Den Rahmen für die Bonner Inszenierung bildet ein grandioses
Bühnenbild von Dieter Richter. Mit feinem Gespür für die Stimmungen eines Stücks entwirft Dieter Richter phantasievolle Bühnenbilder. Zum Vorspiel ist die Bühne durch ein großes
Tableau verschlossen, das die Fassade eines großen Mietshauses zeigt. Im
Erdgeschoss sind Arkaden. Unsanft ist ein Garagentor eingebaut. Dahinein passt genau
ein Gestell aus Gerüststangen, das das Attilas Schlafgemach aufnimmt. Die
geöffnete Bühne gibt den Blick frei auf einen fast realistisch nachgebauten
Platz in einer Stadt, mit durch kriegerischen Beschuss arg in Mitleidenschaft
gezogenen Fassaden. Im Hintergrund sehen wir nun räumlich die anfangs gemalte
Fassade. Oben ist der Häuserblock schon eingestürzt, die Mauern ragen nur noch
als Ruinen auf. Dieser Platz bildet den Rahmen für die gesamte Aufführung. Den
Szenenwechsel auf die Lagune hat Dieter Richter geschickt gelöst, indem ein
Vorhang quer über die Bühne gezogen wird, der den Blick auf das Meer zeigt. Ein
nettes ironisches Element ist hinten links die Würstchenbude, die für die
Bewirtung beim Fest sorgt.
Soldaten rennen kämpfend durch die Stadt, Zivilisten
versuchen sich in den Ruinen zurechtzufinden. Um einen verheerenden Krieg geht
es in der Oper, wir sehen ihn deutlich, allerdings nicht in der Spätantike
sondern im 20. Jahrhundert. Geschickt bewegt Regisseur Hilsdorf die Chormassen,
ergänzt durch nicht wenige Statisten. So entsteht eine kurzweilige Aufführung,
der ohne Pause gespielten, ohnehin nur zwei Stunden dauernden Oper.

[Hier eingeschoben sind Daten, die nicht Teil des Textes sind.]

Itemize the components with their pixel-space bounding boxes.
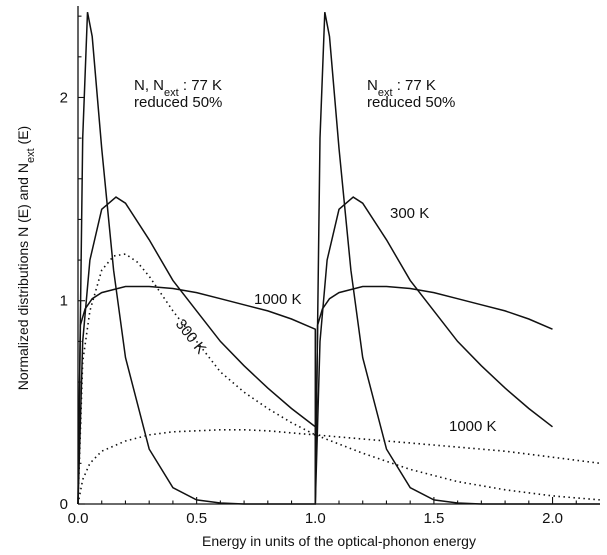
annotation-right-line2: reduced 50% [367,94,455,111]
x-tick-label-3: 1.5 [423,510,444,527]
annotation-right-line1: Next : 77 K [367,77,436,99]
y-tick-label-1: 1 [60,293,68,310]
label-1000k-dotted: 1000 K [449,418,497,435]
y-tick-label-2: 2 [60,89,68,106]
x-tick-label-2: 1.0 [305,510,326,527]
annotation-left-line1: N, Next : 77 K [134,77,222,99]
label-300k-solid: 300 K [390,205,429,222]
y-tick-label-0: 0 [60,496,68,513]
series-line-4 [77,429,601,505]
x-axis-title: Energy in units of the optical-phonon en… [202,533,476,549]
annotation-left-line2: reduced 50% [134,94,222,111]
label-1000k-solid: 1000 K [254,291,302,308]
y-axis-title: Normalized distributions N (E) and Next … [15,126,37,390]
series-line-2 [77,285,553,505]
series-line-3 [77,253,601,505]
axis-ticks: 0.0 0.5 1.0 1.5 2.0 0 1 2 [60,15,577,527]
x-tick-label-4: 2.0 [542,510,563,527]
curves [77,11,601,505]
x-tick-label-0: 0.0 [68,510,89,527]
label-300k-dotted: 300 K [172,316,210,357]
x-tick-label-1: 0.5 [186,510,207,527]
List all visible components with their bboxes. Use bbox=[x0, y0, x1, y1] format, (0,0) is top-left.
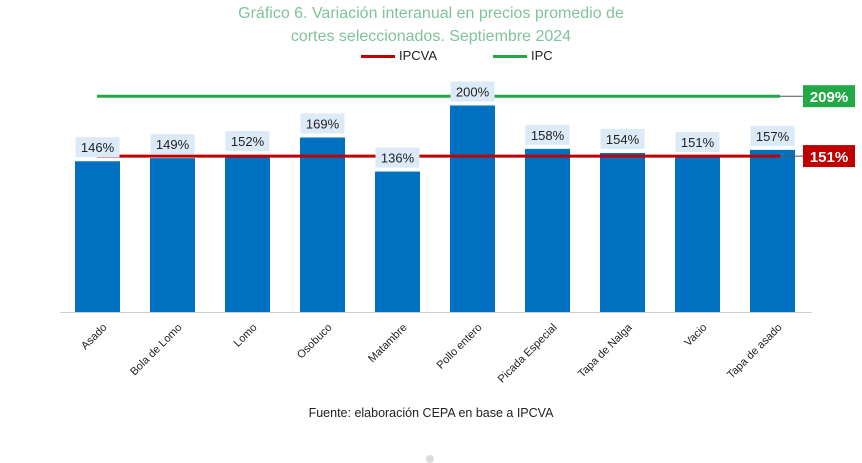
bar bbox=[750, 149, 795, 312]
data-label-box bbox=[600, 128, 645, 149]
source-note: Fuente: elaboración CEPA en base a IPCVA bbox=[308, 406, 554, 420]
data-label: 152% bbox=[231, 134, 265, 149]
bar bbox=[300, 137, 345, 312]
x-tick-label: Picada Especial bbox=[496, 322, 560, 386]
data-label-box bbox=[675, 132, 720, 153]
legend-label-ipcva: IPCVA bbox=[399, 48, 438, 63]
x-tick-label: Bola de Lomo bbox=[128, 322, 184, 378]
data-label: 136% bbox=[381, 151, 415, 166]
reference-badge bbox=[803, 85, 855, 108]
legend-swatch-ipc bbox=[493, 55, 527, 58]
x-tick-label: Matambre bbox=[366, 322, 410, 366]
x-tick-label: Lomo bbox=[232, 322, 260, 350]
page-indicator-dot bbox=[426, 455, 434, 463]
data-label: 169% bbox=[306, 116, 340, 131]
chart-legend: IPCVA IPC bbox=[0, 47, 862, 65]
x-tick-label: Pollo entero bbox=[435, 322, 485, 372]
chart-title: Gráfico 6. Variación interanual en preci… bbox=[0, 2, 862, 48]
reference-badge-label: 209% bbox=[810, 89, 848, 106]
x-tick-label: Asado bbox=[79, 322, 110, 353]
data-label-box bbox=[150, 134, 195, 155]
x-tick-label: Vacio bbox=[682, 322, 709, 349]
chart-title-line-2: cortes seleccionados. Septiembre 2024 bbox=[290, 28, 572, 45]
bar bbox=[75, 161, 120, 312]
bar bbox=[375, 171, 420, 312]
data-label-box bbox=[750, 125, 795, 146]
data-label-box bbox=[525, 124, 570, 145]
data-label: 200% bbox=[456, 84, 490, 99]
bar bbox=[600, 152, 645, 312]
data-label: 157% bbox=[756, 129, 790, 144]
data-label: 151% bbox=[681, 135, 715, 150]
bar bbox=[225, 155, 270, 312]
reference-badge bbox=[803, 145, 855, 168]
data-label: 154% bbox=[606, 132, 640, 147]
reference-badge-label: 151% bbox=[810, 149, 848, 166]
chart-title-line-1: Gráfico 6. Variación interanual en preci… bbox=[238, 5, 624, 22]
data-label: 146% bbox=[81, 140, 115, 155]
data-label-box bbox=[225, 131, 270, 152]
data-label: 149% bbox=[156, 137, 190, 152]
data-label: 158% bbox=[531, 128, 565, 143]
x-tick-label: Tapa de asado bbox=[725, 322, 785, 382]
legend-swatch-ipcva bbox=[361, 55, 395, 58]
data-label-box bbox=[75, 137, 120, 158]
bar bbox=[150, 158, 195, 312]
data-label-box bbox=[300, 113, 345, 134]
x-tick-label: Tapa de Nalga bbox=[576, 321, 635, 380]
data-label-box bbox=[450, 81, 495, 102]
bar bbox=[525, 148, 570, 312]
legend-label-ipc: IPC bbox=[531, 48, 553, 63]
bar bbox=[675, 156, 720, 312]
bar-chart: 151% 209% 146% 149% 152% 169% 136% 200% 158% 154%… bbox=[60, 81, 855, 386]
bar bbox=[450, 105, 495, 312]
x-tick-label: Osobuco bbox=[295, 322, 335, 362]
data-label-box bbox=[375, 147, 420, 168]
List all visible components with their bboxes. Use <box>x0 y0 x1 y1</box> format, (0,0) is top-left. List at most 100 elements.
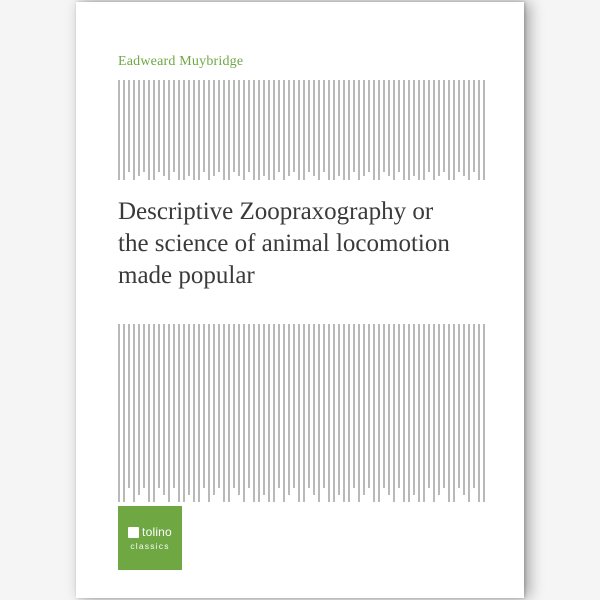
barcode-bar <box>193 80 195 180</box>
barcode-bar <box>138 324 140 495</box>
barcode-bar <box>278 324 280 488</box>
barcode-bar <box>223 80 225 180</box>
barcode-bar <box>178 80 180 180</box>
barcode-pattern-top <box>118 80 482 180</box>
barcode-bar <box>143 324 145 488</box>
barcode-bar <box>278 80 280 172</box>
barcode-bar <box>218 324 220 488</box>
book-cover: Eadweard Muybridge Descriptive Zoopraxog… <box>76 2 524 598</box>
barcode-bar <box>403 324 405 502</box>
barcode-bar <box>198 324 200 502</box>
barcode-bar <box>123 80 125 180</box>
barcode-bar <box>323 324 325 488</box>
barcode-bar <box>393 324 395 502</box>
barcode-bar <box>468 324 470 502</box>
barcode-bar <box>458 324 460 488</box>
barcode-bar <box>413 80 415 176</box>
barcode-bar <box>463 80 465 176</box>
barcode-bar <box>353 80 355 172</box>
barcode-bar <box>313 324 315 495</box>
barcode-bar <box>448 80 450 180</box>
barcode-bar <box>408 324 410 502</box>
barcode-bar <box>383 324 385 488</box>
barcode-bar <box>133 80 135 180</box>
barcode-bar <box>203 80 205 172</box>
barcode-bar <box>203 324 205 488</box>
barcode-bar <box>288 324 290 495</box>
barcode-bar <box>398 80 400 172</box>
barcode-bar <box>338 80 340 176</box>
book-title: Descriptive Zoopraxography or the scienc… <box>118 196 464 292</box>
barcode-bar <box>283 324 285 502</box>
barcode-bar <box>258 80 260 180</box>
barcode-bar <box>388 80 390 176</box>
barcode-bar <box>243 80 245 180</box>
barcode-bar <box>233 80 235 172</box>
barcode-bar <box>198 80 200 180</box>
barcode-bar <box>438 324 440 495</box>
publisher-name: tolino <box>142 525 172 539</box>
barcode-bar <box>378 324 380 502</box>
barcode-bar <box>143 80 145 172</box>
barcode-bar <box>443 324 445 488</box>
barcode-bar <box>338 324 340 495</box>
barcode-bar <box>243 324 245 502</box>
barcode-bar <box>228 324 230 502</box>
barcode-bar <box>188 80 190 176</box>
barcode-bar <box>193 324 195 502</box>
barcode-bar <box>368 80 370 172</box>
barcode-bar <box>288 80 290 176</box>
barcode-bar <box>343 80 345 180</box>
barcode-bar <box>268 80 270 180</box>
barcode-bar <box>373 80 375 180</box>
barcode-bar <box>253 324 255 502</box>
barcode-bar <box>313 80 315 176</box>
barcode-bar <box>268 324 270 502</box>
barcode-bar <box>478 80 480 180</box>
barcode-bar <box>173 80 175 172</box>
barcode-bar <box>153 324 155 502</box>
barcode-bar <box>303 324 305 502</box>
barcode-bar <box>428 80 430 172</box>
barcode-bar <box>128 80 130 172</box>
barcode-bar <box>358 324 360 502</box>
barcode-bar <box>423 80 425 180</box>
barcode-bar <box>238 80 240 176</box>
barcode-bar <box>153 80 155 180</box>
barcode-bar <box>418 324 420 502</box>
barcode-bar <box>298 324 300 502</box>
barcode-bar <box>273 80 275 180</box>
publisher-badge: tolino classics <box>118 506 182 570</box>
barcode-bar <box>308 324 310 488</box>
barcode-bar <box>483 80 485 180</box>
barcode-bar <box>128 324 130 488</box>
barcode-bar <box>328 324 330 502</box>
barcode-bar <box>423 324 425 502</box>
barcode-bar <box>273 324 275 502</box>
barcode-bar <box>293 324 295 488</box>
publisher-series: classics <box>130 541 169 551</box>
barcode-bar <box>348 324 350 502</box>
barcode-bar <box>408 80 410 180</box>
barcode-bar <box>433 324 435 502</box>
barcode-bar <box>348 80 350 180</box>
logo-square-icon <box>128 527 139 538</box>
barcode-bar <box>383 80 385 172</box>
barcode-bar <box>413 324 415 495</box>
barcode-bar <box>263 80 265 176</box>
barcode-bar <box>353 324 355 488</box>
barcode-bar <box>403 80 405 180</box>
barcode-bar <box>148 80 150 180</box>
barcode-bar <box>453 80 455 180</box>
barcode-bar <box>283 80 285 180</box>
barcode-bar <box>148 324 150 502</box>
barcode-bar <box>448 324 450 502</box>
barcode-bar <box>263 324 265 495</box>
barcode-bar <box>228 80 230 180</box>
barcode-bar <box>163 80 165 176</box>
barcode-bar <box>323 80 325 172</box>
barcode-bar <box>398 324 400 488</box>
barcode-bar <box>223 324 225 502</box>
barcode-bar <box>458 80 460 172</box>
barcode-bar <box>308 80 310 172</box>
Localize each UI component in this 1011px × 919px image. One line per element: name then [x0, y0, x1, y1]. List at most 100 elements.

Die Figur des Attila steht im Zentrum der Oper. Sehr präsent
gestaltete Franz Hawlata diese Partie. Allerdings hat er sich mit dieser Rolle zumindest
in der Vorstellung am 5. Februar doch etwas übernommen, was schade ist, da man
ihn doch als guten Sänger in Erinnerung hat. Aber immerhin, er singt seine
Partie im Gegensatz zu den Mitsängern, die ihre Rollen vor allem mit Lautstärke
gestalten. Das ist nun leider ein Problem bei Yannick-Muriel Noah als Odabella
ebenso wie bei George Oniani als Foresto. Will Hamburg dirigierte das
Beethoven-Orchester Bonn.
Aber insgesamt eine eindrucksvolle Aufführung. Es fällt zu
Beginn die Kinnlade runter und dann guckt man staunend bis zum Ende.